Bolivien zeigt Berlin die kalte Schulter
13. Juni 2022"Die umweltgerechte Gewinnung des Schlüsselrohstoffs Lithiums und die faire Partnerschaft mit Bolivien sind Grundlage unseres Handelns", steht auf der Internetseite der Firma ACISA zu lesen. Im Dezember 2018 startete das Unternehmen aus Süddeutschland ein vielbeachtetes Joint-Venture mit dem südamerikanischen Land. Beide Seiten setzten damals große Hoffnungen in das Projekt, bei der Vertragsunterzeichnung weilten auf bolivianischer Seite die damaligen Energieminister Rafael Alarcon und Außenminister Diego Pary der Zeremonie bei, auf deutscher Seite der damalige Bundeswirtschaftsminister Peter Altmaier und die baden-württembergische Wirtschafts-Ministerin für Wirtschaft Dr. Nicole Hoffmeister-Kraut. Lithium wird nach jetzigem Stand der Technik für die Herstellung von Akkus für E-Autos benötigt und ist deshalb für die angestrebte Verkehrswende weg vom fossilen Verbrennermotor hin zur E-Mobilität von zentraler Bedeutung.

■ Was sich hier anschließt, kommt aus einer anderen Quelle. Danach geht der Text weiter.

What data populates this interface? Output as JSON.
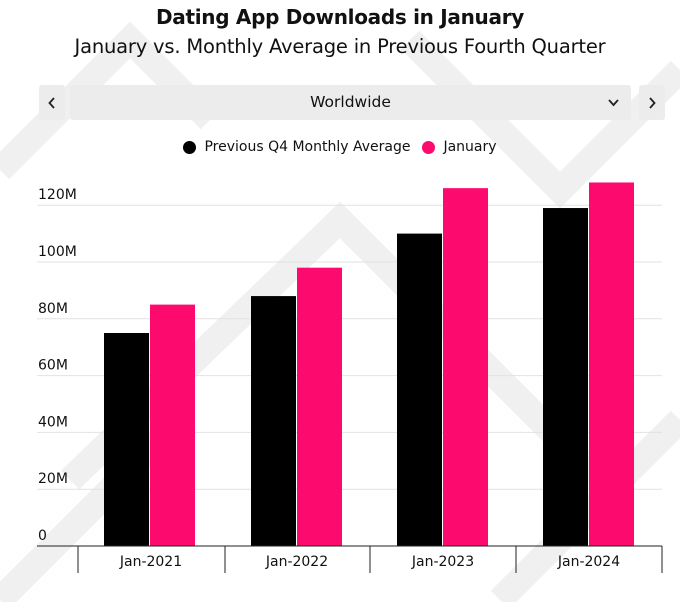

Knapp vier Jahre später ist von der Euphorie nur noch auf bolivianischer Seite etwas zu spüren. "Es beginnt die Lithium-Ära", jubelte das Portal "EJU" vor wenigen Tagen und beziffert die künftigen Einnahmen auf jährlich zwei Milliarden US Dollar. Produktionsvolumen von 40.000 Tonnen pro Jahr sind bis Ende 2024 im Gespräch. Was allerdings fehlt ist die deutsche Komponente des Projekts.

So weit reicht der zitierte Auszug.